“Road to somewhere? Resilient infrastructure for sustainable development” with Prof Jim Hall

Past Event

Date
06 February 2020, 5:00pm - 6:00pm

Location
Lecture Theatre, Oxford Martin School
34 Broad Street (corner of Holywell and Catte Streets), Oxford, OX1 3BD

Event Recording:

One estimate suggests that $2.3trillion was invested in infrastructure worldwide last year.

That vast investment has provided roads, power plants, mobile phone networks, dams and recycling plants. Whether those investments have been sustainable is questionable.

As well as providing essential services that people need, infrastructure too often locks in carbon emissions, fragments habitats and opens them up for exploitation, appropriates land and exacerbates inequalities. In many respects, choices about infrastructure investment are a remarkable point of leverage, when the future course of development is set, literally, in concrete.Too often these decisions are subject to political patronage, rent seeking and worse.

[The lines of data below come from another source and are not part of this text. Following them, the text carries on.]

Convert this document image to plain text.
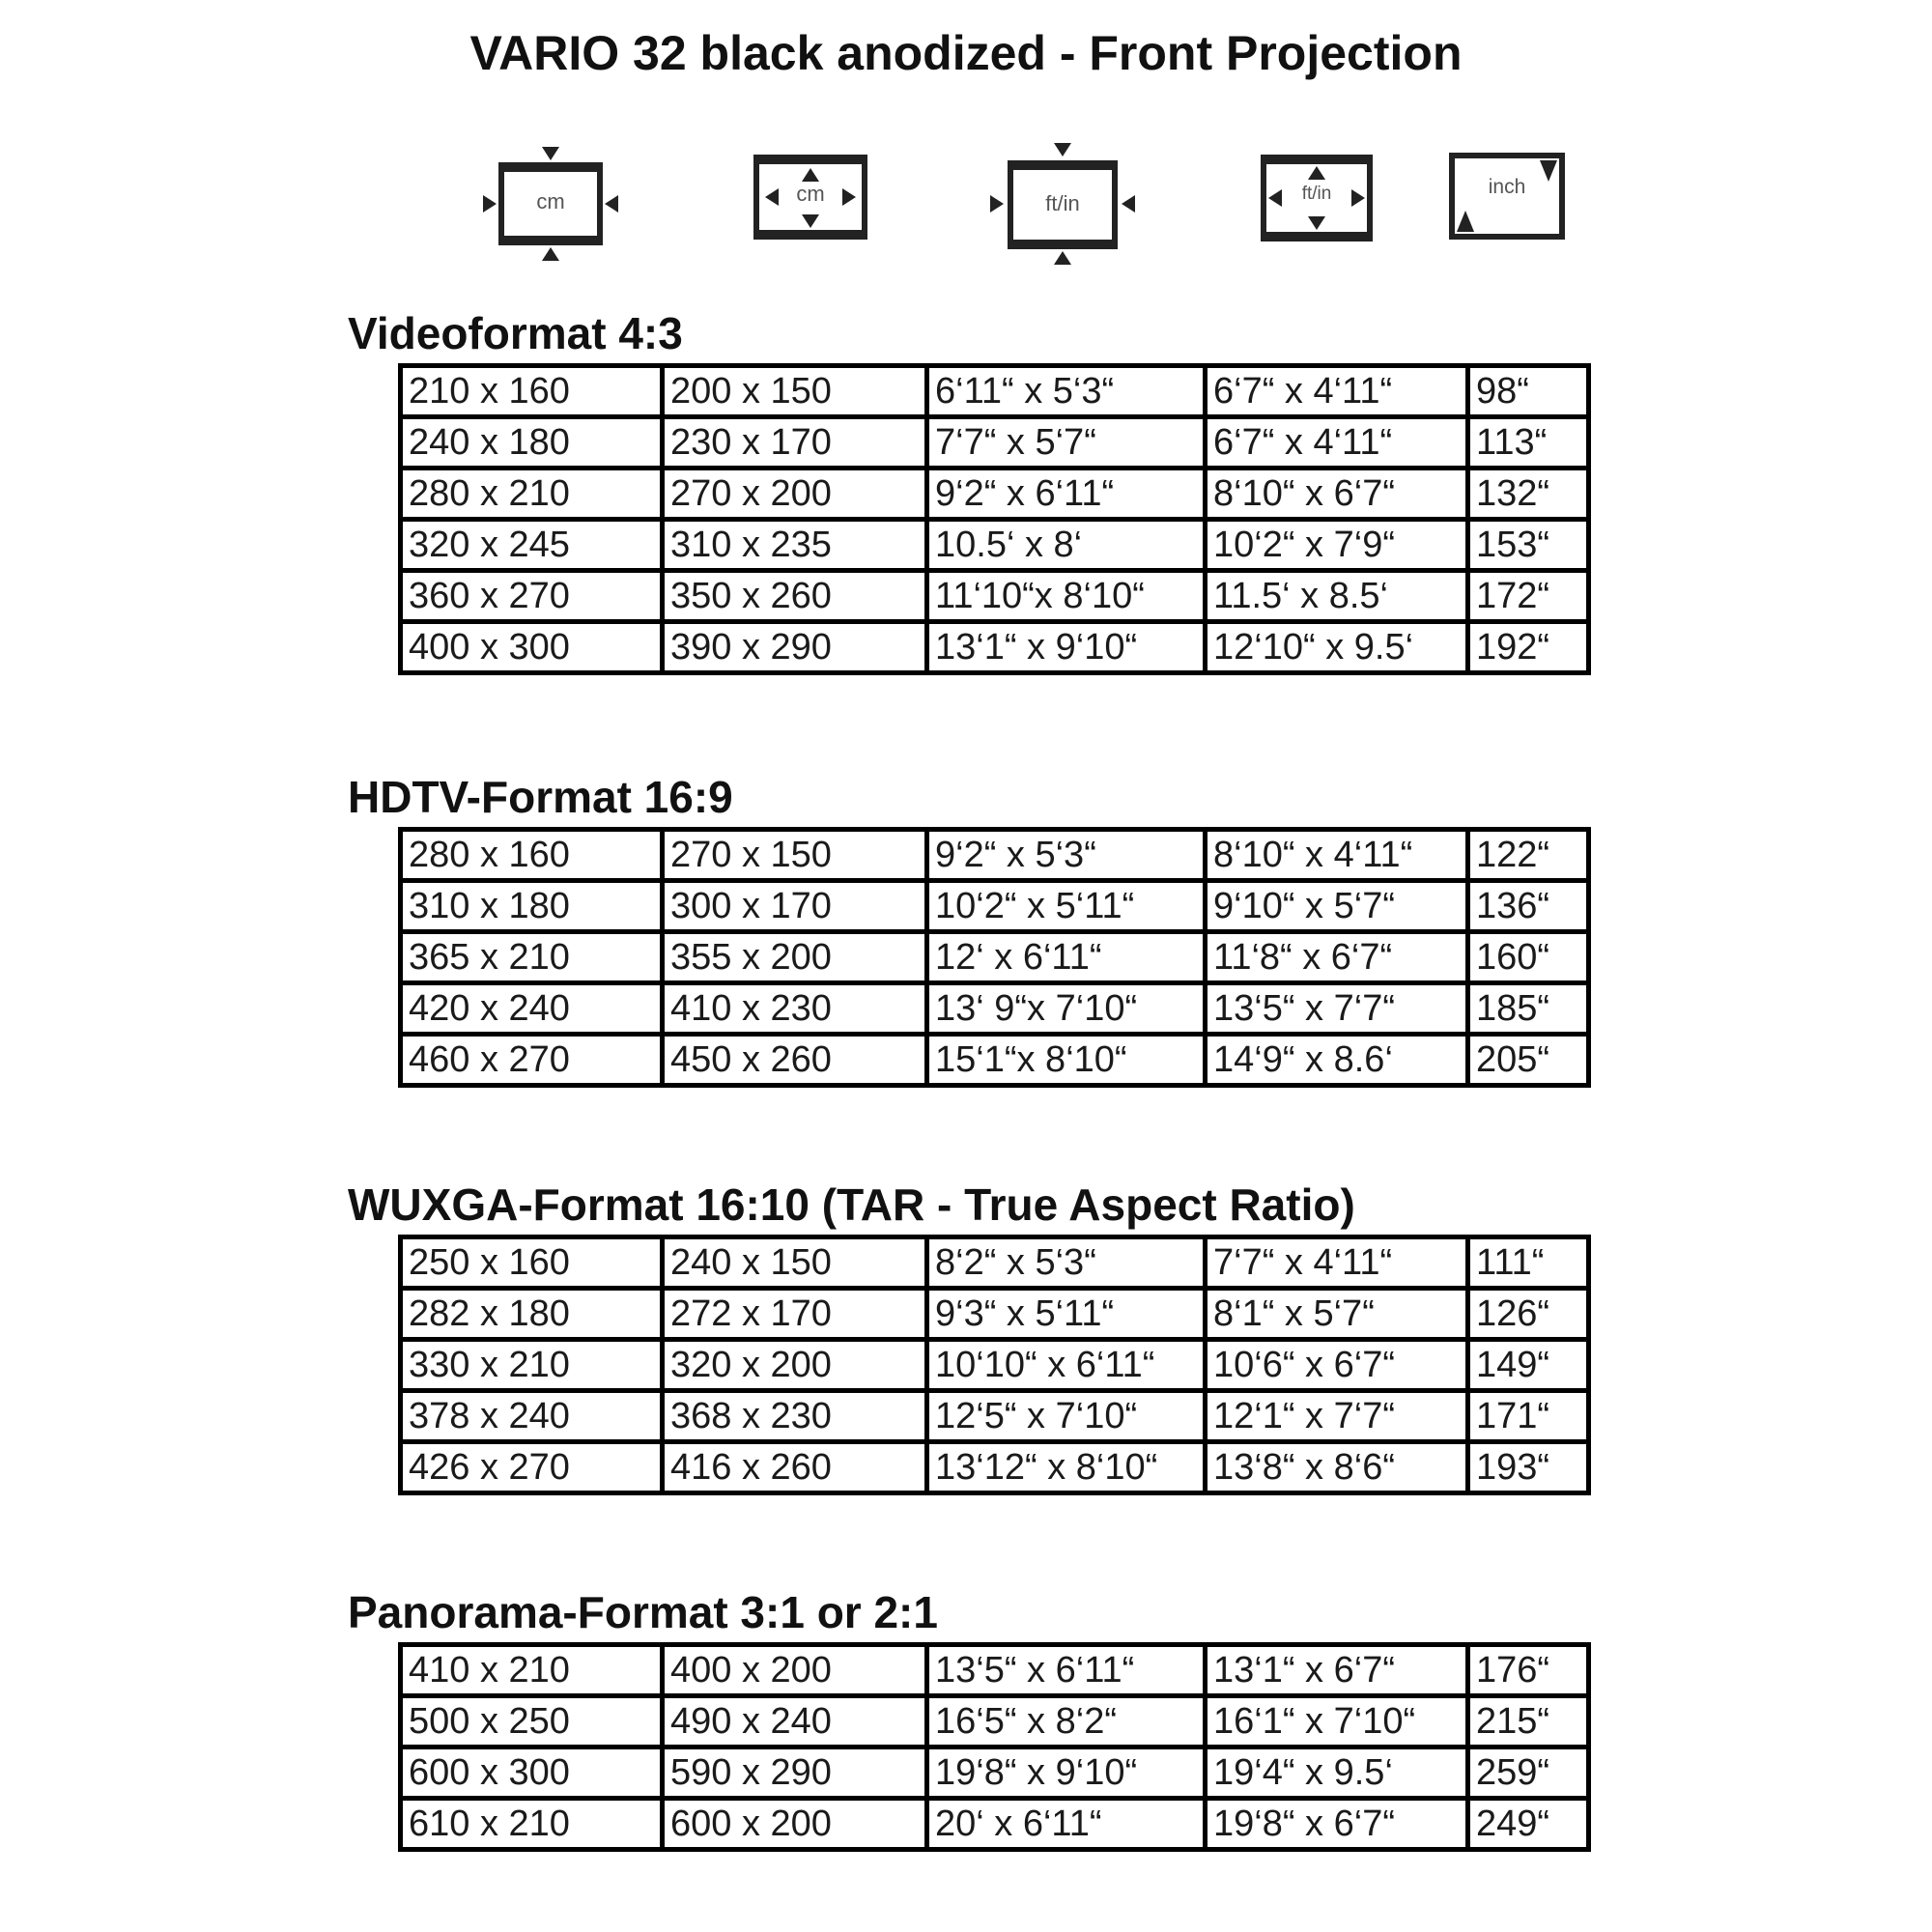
VARIO 32 black anodized - Front Projection
cm	cm	ft/in	ft/in	inch
Videoformat 4:3
210 x 160	200 x 150	6‘11“ x 5‘3“	6‘7“ x 4‘11“	98“
240 x 180	230 x 170	7‘7“ x 5‘7“	6‘7“ x 4‘11“	113“
280 x 210	270 x 200	9‘2“ x 6‘11“	8‘10“ x 6‘7“	132“
320 x 245	310 x 235	10.5‘ x 8‘	10‘2“ x 7‘9“	153“
360 x 270	350 x 260	11‘10“x 8‘10“	11.5‘ x 8.5‘	172“
400 x 300	390 x 290	13‘1“ x 9‘10“	12‘10“ x 9.5‘	192“
HDTV-Format 16:9
280 x 160	270 x 150	9‘2“ x 5‘3“	8‘10“ x 4‘11“	122“
310 x 180	300 x 170	10‘2“ x 5‘11“	9‘10“ x 5‘7“	136“
365 x 210	355 x 200	12‘ x 6‘11“	11‘8“ x 6‘7“	160“
420 x 240	410 x 230	13‘ 9“x 7‘10“	13‘5“ x 7‘7“	185“
460 x 270	450 x 260	15‘1“x 8‘10“	14‘9“ x 8.6‘	205“
WUXGA-Format 16:10 (TAR - True Aspect Ratio)
250 x 160	240 x 150	8‘2“ x 5‘3“	7‘7“ x 4‘11“	111“
282 x 180	272 x 170	9‘3“ x 5‘11“	8‘1“ x 5‘7“	126“
330 x 210	320 x 200	10‘10“ x 6‘11“	10‘6“ x 6‘7“	149“
378 x 240	368 x 230	12‘5“ x 7‘10“	12‘1“ x 7‘7“	171“
426 x 270	416 x 260	13‘12“ x 8‘10“	13‘8“ x 8‘6“	193“
Panorama-Format 3:1 or 2:1
410 x 210	400 x 200	13‘5“ x 6‘11“	13‘1“ x 6‘7“	176“
500 x 250	490 x 240	16‘5“ x 8‘2“	16‘1“ x 7‘10“	215“
600 x 300	590 x 290	19‘8“ x 9‘10“	19‘4“ x 9.5‘	259“
610 x 210	600 x 200	20‘ x 6‘11“	19‘8“ x 6‘7“	249“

This lecture will examine the many impacts that infrastructure can have on sustainable development, for better or for worse. Professor Hall will share experiences of establishing long-term plans for sustainable infrastructure in many countries around the world.

Jim Hall 2019

Professor Jim Hall
Lead Researcher, Oxford Martin Programme on Transboundary Resource Management

Professor Jim Hall FREng is Professor of Climate and Environmental Risks in the School of Geography and the Environment, a Senior Research Fellow in the Department of Engineering Science and fellow of Linacre College. He was director of the Environmental Change Institute from 2011 to September 2018.

His research focuses upon management of climate-related risks in infrastructure systems, in particular relating to various dimensions of water security, including flooding and water scarcity.

Jim Hall is a member of the UK independent Committee on Climate Change Adaptation. In 2010 Jim was elected as a Fellow of the Royal Academy of Engineering "for his contribution to the development of methods for flood risk analysis, which underpin approaches for flood risk management in the UK and internationally." He is now a member of the Engineering Policy Committee of the Royal Academy of Engineering and the Public Voice Committee of the Institution of Civil Engineers. He was a member of the panel conducting the Institution of Civil Engineer’s 2014 State of the Nation Infrastructure assessment.

Until 2015 Jim Hall was co-chair of the Global Water Partnership / OECD Task Force on the Economics of Water Security and Sustainable Growth. He leads the UK Infrastructure Transitions Research Consortium, which has developed the world’s first national infrastructure simulation models for appraisal of national infrastructure investment and risks. His book "The Future of National Infrastructure: A System of Systems Approach" was published by Cambridge University Press in 2016.

Jim was a Contributing Author to the Nobel Prize-winning Fourth Assessment Report of the IPCC. Amongst other projects, he led the ARCADIA project that developed methodology and tools for quantified analysis of climate risks in London. He was until 2010 Deputy Director of the Tyndall Centre for Climate Change Research, leading the Tyndall Centre’s research programme on climate change and cities, which yielded a highly innovative integrated assessment of climate change adaptation and mitigation in London.